Motion for Public Service COI’s recommendations to be sent to special select committee outvoted
GINA, Guyana, Tuesday, November 22, 2016
The motion tabled by Opposition Chief Whip, Gail Teixeira that called for the 89 recommendations of the Commission of Inquiry (COI) into the Public Service to be examined by a Special Select Committee was outvoted in the National Assembly last evening.
The Opposition Chief Whip pointed to moves by the Government to transfer previous contracted workers to a pension scheme. This was one of the trends; the MP said that is discouraging those youths in particular who are qualified and already employed. Many youths, she explained, did not see themselves staying in a job for 20 or 30 years; hence this idea needed a “rethink”.
MP Teixeira quoted a letter, by a concerned employee, which outlines changes being implemented by some agencies such as no sick-leave, a one -year probation instead of the usual three or six months, and the increase in the age of retirement from 60 to 65 years.
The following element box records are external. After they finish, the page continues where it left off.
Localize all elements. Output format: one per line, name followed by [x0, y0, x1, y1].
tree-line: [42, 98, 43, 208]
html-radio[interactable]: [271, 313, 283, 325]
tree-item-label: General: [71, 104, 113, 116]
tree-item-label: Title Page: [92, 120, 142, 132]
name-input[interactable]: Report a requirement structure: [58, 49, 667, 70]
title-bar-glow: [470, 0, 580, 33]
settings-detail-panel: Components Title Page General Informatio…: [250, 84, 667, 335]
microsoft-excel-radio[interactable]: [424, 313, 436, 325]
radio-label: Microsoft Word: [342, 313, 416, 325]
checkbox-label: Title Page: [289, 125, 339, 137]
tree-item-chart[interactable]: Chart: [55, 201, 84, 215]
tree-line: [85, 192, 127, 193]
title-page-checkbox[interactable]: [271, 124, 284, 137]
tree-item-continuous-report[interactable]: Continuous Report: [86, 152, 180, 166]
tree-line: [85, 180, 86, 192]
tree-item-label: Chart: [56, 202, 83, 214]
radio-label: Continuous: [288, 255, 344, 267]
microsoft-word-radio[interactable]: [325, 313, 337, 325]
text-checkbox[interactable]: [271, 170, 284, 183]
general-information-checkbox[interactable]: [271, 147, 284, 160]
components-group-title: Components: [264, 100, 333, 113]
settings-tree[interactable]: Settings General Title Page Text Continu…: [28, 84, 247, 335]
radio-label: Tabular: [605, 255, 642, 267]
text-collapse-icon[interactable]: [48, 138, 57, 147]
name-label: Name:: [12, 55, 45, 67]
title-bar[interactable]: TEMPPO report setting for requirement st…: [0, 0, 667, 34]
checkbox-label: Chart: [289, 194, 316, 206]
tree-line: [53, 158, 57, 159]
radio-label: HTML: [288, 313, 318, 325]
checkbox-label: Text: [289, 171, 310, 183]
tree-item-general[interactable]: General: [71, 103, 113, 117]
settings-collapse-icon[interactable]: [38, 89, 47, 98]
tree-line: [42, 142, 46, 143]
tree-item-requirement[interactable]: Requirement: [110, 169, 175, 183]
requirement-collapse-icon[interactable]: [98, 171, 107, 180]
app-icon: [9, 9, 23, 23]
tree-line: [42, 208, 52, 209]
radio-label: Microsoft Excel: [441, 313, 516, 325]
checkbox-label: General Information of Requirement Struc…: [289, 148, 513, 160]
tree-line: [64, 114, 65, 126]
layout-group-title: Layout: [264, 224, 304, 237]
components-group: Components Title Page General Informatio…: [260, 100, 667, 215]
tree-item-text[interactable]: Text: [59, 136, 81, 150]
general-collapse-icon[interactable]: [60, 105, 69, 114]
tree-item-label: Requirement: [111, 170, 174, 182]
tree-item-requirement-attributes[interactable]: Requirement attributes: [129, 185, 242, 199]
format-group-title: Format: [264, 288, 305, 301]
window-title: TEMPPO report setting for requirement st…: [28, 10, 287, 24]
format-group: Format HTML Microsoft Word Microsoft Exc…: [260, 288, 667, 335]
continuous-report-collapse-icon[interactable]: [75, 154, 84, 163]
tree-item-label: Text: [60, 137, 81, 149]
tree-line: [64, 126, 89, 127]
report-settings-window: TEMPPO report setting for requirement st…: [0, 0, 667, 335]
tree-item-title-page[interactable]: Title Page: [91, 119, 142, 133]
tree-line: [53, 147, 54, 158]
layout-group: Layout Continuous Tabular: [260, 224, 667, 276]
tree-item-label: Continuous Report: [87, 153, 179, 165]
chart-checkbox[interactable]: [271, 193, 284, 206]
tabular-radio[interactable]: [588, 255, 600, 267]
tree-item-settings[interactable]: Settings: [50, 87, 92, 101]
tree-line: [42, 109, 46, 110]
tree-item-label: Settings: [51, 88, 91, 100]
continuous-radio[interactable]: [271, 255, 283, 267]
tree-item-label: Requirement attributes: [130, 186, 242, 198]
These were just some of the key issues that require more consultation from the society at large, Teixeira stated.
The Opposition MP also spoke of extended wage agreements, amended allowances, and the creation of a wages and salaries commission. The closure and merging of several sugar estates were also called into question since these were not mentioned in the PSC inquiry. The fact that some 58% of the population comprised youths below the age of 60 indicate a need for wider and more comprehensive consultations, Teixeira pointed out. She further called for the 89 recommendations of the Commission of Inquiry into PSC to be taken seriously by Government adding, “We would like to know what the Government’s take on it is.”
Minister of Social Protection, Volda Lawrence spoke of training and development and the proposed change in the retirement age as mentioned in the report. She also took the time to congratulate Professor Harold Lutchman who oversaw the production of the PSC’s Inquiry. She noted that the report, “felt “that 55 is too early an age for public servants to retire. She added, “The general consensus pointed to a retirement age of 65 with the option of retiring at 60.”
The Minister cited the average 65-year retirement age which is prevalent across the Caribbean. This higher age would also benefit the coffers of the National Insurance Scheme, she further explained.
Touching of training and development, Minister Lawrence stated that institutions such as the Critchlow Labour College, Public Service Training College and the University of Guyana must be sensitised to maximise the quality of their output.
Opposition MP, Ganga Persaud, took the floor to make his case for the recommendations be taken to a Special Select Committee for examination. He noted that 187 interviews were conducted during the preparations of the report, but only 45 of those were actual working public servants. He also noted that some recommendations are already being acted upon such as recruitment for the Public Service Training College. He called for more “public discourse” to prevent an unhelpful working environment adding, “I think we need more time to look at this.”
Following Persaud was Opposition MP, Africo Selman. She described the iquiry as one that was timely and important.
Contributions were also made by Minister with responsibility for Labour, Keith Scott who said he supported the inquiry as it was composed, and that he saw no need for it to be taken to a Special Select Committee for further deliberations.
Minister of State, Joseph Harmon took the floor next and thanked the Commissioners, Professor Harold Lutchman, Consultants Sandra Jones and Samuel Goolsarran, and Secretary, former Magistrate, Geeta Chandan-Edwards for the outstanding work that they did.
He noted that given the nature and work put into the report, copies were ordered by President David Granger, to be given to the Political Opposition and Trade Unions for their perusal. He bemoaned the retaining of numerous contract workers by the previous Government and the subsequent negated role of Trade Unions. The Minister of State noted that the National Budget was due to be presented and hence the recommendations made must be considered, “in keeping with financial considerations and fiscal constraints.”
Closing presentations were made by Opposition MP, Jillian Burton- Persaud and Minister of Legal Affairs, Basil Williams.
The issue of whether the matter would be moved to a Special Select Committee was then put to a vote and the Government side outvoted the Opposition’s proposal. The Parliament was then adjourned until November 28, 2016 when the 2017 national budget will be presented by Finance Minister, Winston Jordan.